In a sewage tower and in a deep sewage shaft, the water circulation plays an important part. The cross-sectional dimensions are relatively small as compared to the water depth, and the water does not circulate independently since no high temperatures or differences in density occur. In actual operation it is therefore not sufficient simply to replace any oxygen-enriched water discharging from the top with inflowing water being introduced from above because such inflowing water could practically not flow into the lower zones where the rational oxygen charge or introduction can take place.
For this reason the water circulation must be artificially produced and/or enhanced. When the oxygen is introduced at the tower or shaft bottom, the untreated sewage must be brought to this bottom area, and precisely together with the residual sludge from the subsequent purification. The shaft content must be adjusted or coordinated to the quantity of sewage to provide a residence time of the sewage within the container which is appropriate with respect to the container, corresponding to the decomposition output.
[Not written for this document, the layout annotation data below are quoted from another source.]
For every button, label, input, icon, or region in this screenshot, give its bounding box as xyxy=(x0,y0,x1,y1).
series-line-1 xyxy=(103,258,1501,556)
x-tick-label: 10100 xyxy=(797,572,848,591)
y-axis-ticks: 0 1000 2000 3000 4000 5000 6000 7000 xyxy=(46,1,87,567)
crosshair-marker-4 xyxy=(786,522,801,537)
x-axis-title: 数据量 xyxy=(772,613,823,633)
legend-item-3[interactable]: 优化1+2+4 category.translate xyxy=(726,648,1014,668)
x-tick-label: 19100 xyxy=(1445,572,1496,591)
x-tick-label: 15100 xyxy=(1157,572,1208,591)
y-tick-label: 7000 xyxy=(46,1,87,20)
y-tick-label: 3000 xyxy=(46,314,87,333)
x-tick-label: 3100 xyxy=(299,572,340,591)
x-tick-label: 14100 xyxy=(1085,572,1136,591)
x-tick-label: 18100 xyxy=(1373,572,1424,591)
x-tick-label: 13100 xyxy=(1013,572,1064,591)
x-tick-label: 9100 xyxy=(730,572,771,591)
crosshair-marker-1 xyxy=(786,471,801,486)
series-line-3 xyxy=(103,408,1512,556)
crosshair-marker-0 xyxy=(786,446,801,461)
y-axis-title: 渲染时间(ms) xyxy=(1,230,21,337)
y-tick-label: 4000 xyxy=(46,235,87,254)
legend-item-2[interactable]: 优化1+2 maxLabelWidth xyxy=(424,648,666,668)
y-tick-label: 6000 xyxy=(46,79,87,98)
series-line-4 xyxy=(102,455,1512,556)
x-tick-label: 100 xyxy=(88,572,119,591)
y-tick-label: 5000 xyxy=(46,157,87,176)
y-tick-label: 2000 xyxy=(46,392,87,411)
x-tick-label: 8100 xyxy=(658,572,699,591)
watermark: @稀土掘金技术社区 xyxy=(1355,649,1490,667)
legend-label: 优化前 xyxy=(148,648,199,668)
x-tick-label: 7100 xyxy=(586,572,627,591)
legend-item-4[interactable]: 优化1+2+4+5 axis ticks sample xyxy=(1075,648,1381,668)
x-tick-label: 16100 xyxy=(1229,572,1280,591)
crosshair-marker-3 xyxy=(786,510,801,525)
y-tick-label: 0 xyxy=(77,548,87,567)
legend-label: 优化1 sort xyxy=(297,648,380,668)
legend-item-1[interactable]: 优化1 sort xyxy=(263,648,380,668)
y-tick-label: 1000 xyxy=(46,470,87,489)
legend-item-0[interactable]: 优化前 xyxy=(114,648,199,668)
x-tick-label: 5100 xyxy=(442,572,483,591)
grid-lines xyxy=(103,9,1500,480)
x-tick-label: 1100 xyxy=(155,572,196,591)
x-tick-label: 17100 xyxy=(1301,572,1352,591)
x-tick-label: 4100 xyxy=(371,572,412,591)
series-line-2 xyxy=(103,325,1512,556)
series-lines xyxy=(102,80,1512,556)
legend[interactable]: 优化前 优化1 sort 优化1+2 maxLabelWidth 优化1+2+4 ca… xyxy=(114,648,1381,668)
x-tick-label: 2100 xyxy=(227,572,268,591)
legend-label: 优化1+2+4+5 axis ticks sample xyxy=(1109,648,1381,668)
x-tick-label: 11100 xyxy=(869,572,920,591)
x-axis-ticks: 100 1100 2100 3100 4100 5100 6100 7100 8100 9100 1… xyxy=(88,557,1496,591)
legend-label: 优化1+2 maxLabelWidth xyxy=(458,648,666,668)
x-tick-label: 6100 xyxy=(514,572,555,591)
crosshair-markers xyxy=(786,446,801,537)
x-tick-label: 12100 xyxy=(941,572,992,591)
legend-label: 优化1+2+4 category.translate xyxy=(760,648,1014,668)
In sewage shafts, the sewage feed line and the air or oxygen line are expediently installed in the interior of the shaft. Instead of causing the water to flow just once upwardly from below and then have it flow into the subsequent purification basin, it may also be advisable to circulate the water being present in the shaft repeatedly in the vertical direction. This may be accomplished, for example, in that the tower or shaft is subdivided into two or more like or unlike shafts by means of vertical walls or pipes, and the circulation is effected with feed pumps. For the purpose of a good intermixture, the raw sewage is advantageously added to the revolution in a downwardly-directed stream. In order to achieve as long as possible a contact time of the gas bubbles in the water, the air is brought to a high pressure by means of a compressor and thereafter introduced into the sewage as much as possible in proximity to the bottom of the shaft and as much as possible in minute bubbles.
This requires a high energy expenditure for the compressor so that the operational costs of known sewage treatment plants with sewage ventilating basins are relatively high.